Bowa to become Yankees' third base coach
ESPN.com news services


Larry Bowa accepted the New York Yankees' offer to become the team's third base coach Thursday.

A former manager of the San Diego Padres and Philadelphia Phillies, Bowa said he's prepared to work for Yankees owner George Steinbrenner, who doesn't hesitate to second-guess his coaches.

"You'll be on the hot seat. You don't like it, don't take the job," Bowa, who just completed his first season as a baseball analyst with ESPN, said recently at the World Series. "Everybody's got a boss -- I don't mean that [as in] 'The Boss.' Everybody's got a higher-up that you have to account for, and that's the way it is."

Bowa was a five-time All-Star as a player, and he managed San Diego in 1987 and 1988, and Philadelphia from 2001-04. He was a third-base coach for the Phillies (1988-96), the Angels (1997-99) and Seattle (2000).

"If another organization had called me, I'd have probably told them 'No thanks, I like what I'm doing,'" Bowa told the New York Daily News in a phone interview last weekend. "What happened in Philadelphia kind of turned me off to it all. I thought I did a pretty good job -- we were over .500 three of the four years I was there except for one year when we missed by one game. And then for it to end the way it did, I'm just sort of down on it now.

"But the Yankees, that's a special circumstance. I'd be very selective right now, certainly, but the Yankees are one team that I think I'd enjoy being a part of," Bowa added.

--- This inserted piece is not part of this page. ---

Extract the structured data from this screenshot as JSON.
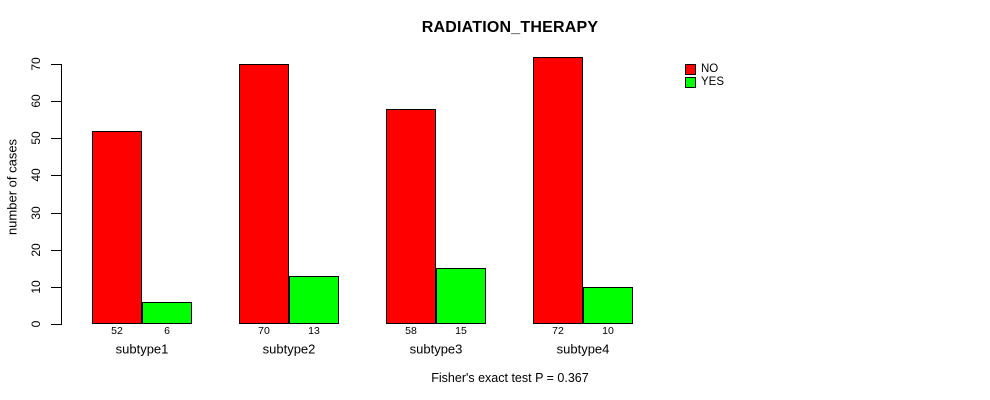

Luis Sojo has been the Yankees' third-base coach for the past two seasons. He's likely to be asked to move to first base if Bowa is hired to coach third.

"That's a demotion," Sojo told The Post of possibly being asked to vacate the third-base post to become first-base coach. "I don't know. I got to see what they are going to do. When I find out, I will make a decision. I like third base and I didn't do a bad job."



Like Torre, Bowa thought the Yankees were worn out during their playoff loss to Los Angeles after a regular season in which they didn't clinch a playoff berth until the next-to-last game.

"The Yankees had to fight all year to get in," Bowa said. "When you're fighting all year and fighting all year, it wears you out a little bit."

Information from The Associated Press was used in this report.